European J Pediatr Surg Rep. 2015; 03(02): 071-073
DOI: 10.1055/s-0035-1564610
Case Report
Georg Thieme Verlag KG Stuttgart · New York

Spontaneous Splenic Hemorrhage in the Newborn

Sonia Tiboni
1  Department of Paediatric Surgery, Leicester Royal Infirmary, Leicester, United Kingdom
,
Umar Abdulmajid
1  Department of Paediatric Surgery, Leicester Royal Infirmary, Leicester, United Kingdom
,
Suneel Pooboni
2  Department of Paediatric Intensive Care, Leicester Royal Infirmary, Leicester, United Kingdom
,
Christopher Wighton
3  Department of Paediatrics, Leicester Royal Infirmary, Leicester, United Kingdom
,
Balgopal Eradi
1  Department of Paediatric Surgery, Leicester Royal Infirmary, Leicester, United Kingdom
,
Haitham Dagash
1  Department of Paediatric Surgery, Leicester Royal Infirmary, Leicester, United Kingdom
› Author Affiliations
Further Information

Address for correspondence

Haitham Dagash, FRCSEd(Paed)
Department of Paediatric Surgery, Leicester Royal Infirmary
Infirmary Square, Leicester LE1 5WW
United Kingdom   

Publication History

11 May 2015

18 August 2015

Publication Date:
24 November 2015 (online)

 

Abstract

Spontaneous splenic hemorrhage in the newborn is a rare entity.
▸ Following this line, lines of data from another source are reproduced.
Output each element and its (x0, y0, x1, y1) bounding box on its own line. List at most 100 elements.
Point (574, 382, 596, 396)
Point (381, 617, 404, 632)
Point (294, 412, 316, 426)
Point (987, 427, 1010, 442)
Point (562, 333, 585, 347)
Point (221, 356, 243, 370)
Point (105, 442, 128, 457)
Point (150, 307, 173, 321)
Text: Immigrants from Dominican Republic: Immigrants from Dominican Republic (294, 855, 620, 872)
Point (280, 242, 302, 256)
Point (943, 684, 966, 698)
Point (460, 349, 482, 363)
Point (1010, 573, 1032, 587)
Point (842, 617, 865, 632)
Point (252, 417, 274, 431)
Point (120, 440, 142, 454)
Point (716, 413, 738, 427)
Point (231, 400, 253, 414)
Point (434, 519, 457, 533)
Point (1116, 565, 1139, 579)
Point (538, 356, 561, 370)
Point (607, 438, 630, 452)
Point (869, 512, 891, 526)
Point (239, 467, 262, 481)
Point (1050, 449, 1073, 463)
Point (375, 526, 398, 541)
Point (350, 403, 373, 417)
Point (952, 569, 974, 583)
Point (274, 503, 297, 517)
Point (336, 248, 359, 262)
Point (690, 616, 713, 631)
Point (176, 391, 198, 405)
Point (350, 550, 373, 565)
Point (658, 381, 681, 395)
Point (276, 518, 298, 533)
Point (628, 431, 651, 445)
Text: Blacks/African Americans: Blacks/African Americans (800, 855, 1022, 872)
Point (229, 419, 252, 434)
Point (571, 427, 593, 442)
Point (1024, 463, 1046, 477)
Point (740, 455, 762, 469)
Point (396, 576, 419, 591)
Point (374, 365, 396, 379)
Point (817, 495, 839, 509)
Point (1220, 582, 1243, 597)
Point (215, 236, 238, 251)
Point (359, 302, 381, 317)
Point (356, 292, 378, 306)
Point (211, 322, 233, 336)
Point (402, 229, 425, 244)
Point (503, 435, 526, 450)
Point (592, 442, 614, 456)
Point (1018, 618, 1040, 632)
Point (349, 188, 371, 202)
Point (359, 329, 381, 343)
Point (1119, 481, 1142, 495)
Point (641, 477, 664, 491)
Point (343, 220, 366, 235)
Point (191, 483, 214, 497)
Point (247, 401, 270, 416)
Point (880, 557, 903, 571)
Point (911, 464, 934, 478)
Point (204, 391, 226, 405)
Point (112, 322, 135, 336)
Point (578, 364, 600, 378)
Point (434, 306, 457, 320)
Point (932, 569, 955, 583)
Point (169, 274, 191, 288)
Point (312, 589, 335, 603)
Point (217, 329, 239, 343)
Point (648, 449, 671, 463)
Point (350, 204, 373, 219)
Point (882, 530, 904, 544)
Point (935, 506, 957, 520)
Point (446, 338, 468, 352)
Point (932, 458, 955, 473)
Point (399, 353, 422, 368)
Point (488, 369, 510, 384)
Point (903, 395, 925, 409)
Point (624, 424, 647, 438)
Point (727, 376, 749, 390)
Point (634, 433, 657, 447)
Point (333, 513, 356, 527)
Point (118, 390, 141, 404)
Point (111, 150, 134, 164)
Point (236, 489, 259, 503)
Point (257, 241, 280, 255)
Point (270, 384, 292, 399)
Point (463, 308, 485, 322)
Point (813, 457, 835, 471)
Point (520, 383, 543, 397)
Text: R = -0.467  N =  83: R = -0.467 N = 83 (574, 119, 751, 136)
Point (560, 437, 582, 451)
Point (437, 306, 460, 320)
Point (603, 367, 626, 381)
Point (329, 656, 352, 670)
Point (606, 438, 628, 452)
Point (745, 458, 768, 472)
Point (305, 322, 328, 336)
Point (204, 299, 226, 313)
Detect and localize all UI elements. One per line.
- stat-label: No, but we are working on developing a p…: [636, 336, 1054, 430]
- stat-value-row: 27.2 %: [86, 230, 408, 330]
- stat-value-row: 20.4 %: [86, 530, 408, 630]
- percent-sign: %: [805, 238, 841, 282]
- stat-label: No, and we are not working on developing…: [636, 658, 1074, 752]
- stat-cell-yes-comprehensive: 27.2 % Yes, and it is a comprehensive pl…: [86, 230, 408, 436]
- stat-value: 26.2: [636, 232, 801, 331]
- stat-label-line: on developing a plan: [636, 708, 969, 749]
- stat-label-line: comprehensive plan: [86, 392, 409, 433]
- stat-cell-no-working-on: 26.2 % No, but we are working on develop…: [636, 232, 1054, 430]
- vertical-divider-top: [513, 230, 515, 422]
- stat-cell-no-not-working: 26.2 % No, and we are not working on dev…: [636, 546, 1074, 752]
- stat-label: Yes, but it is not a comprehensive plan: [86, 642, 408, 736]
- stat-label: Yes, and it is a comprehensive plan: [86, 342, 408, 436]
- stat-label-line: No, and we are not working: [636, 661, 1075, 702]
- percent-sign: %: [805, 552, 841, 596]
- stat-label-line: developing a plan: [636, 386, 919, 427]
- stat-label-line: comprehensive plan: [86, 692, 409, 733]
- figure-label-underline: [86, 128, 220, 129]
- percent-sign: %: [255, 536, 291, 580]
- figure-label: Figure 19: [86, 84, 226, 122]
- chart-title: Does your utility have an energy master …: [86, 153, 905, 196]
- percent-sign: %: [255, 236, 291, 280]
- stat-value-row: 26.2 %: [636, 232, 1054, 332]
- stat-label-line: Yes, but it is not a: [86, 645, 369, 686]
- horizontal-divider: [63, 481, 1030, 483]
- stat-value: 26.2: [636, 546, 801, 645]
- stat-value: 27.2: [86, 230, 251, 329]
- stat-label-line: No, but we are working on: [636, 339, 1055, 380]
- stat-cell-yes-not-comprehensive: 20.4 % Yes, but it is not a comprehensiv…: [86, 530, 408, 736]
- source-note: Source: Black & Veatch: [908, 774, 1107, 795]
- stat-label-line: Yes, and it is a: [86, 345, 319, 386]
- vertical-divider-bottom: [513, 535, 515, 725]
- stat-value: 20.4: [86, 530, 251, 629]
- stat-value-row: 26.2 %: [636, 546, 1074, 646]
The presentation is usually with a triad of bleeding, abdominal distension, and hemoperitoneum. Rapid diagnosis is essential as left untreated, death is inevitable. We present a case with an unusual initial presentation of a scrotal hematocele and ultrasonography suggesting an adrenal hemorrhage. At laparotomy, splenic preservation was unsuccessful, and therefore, splenectomy was performed. The child recovered well from the procedure.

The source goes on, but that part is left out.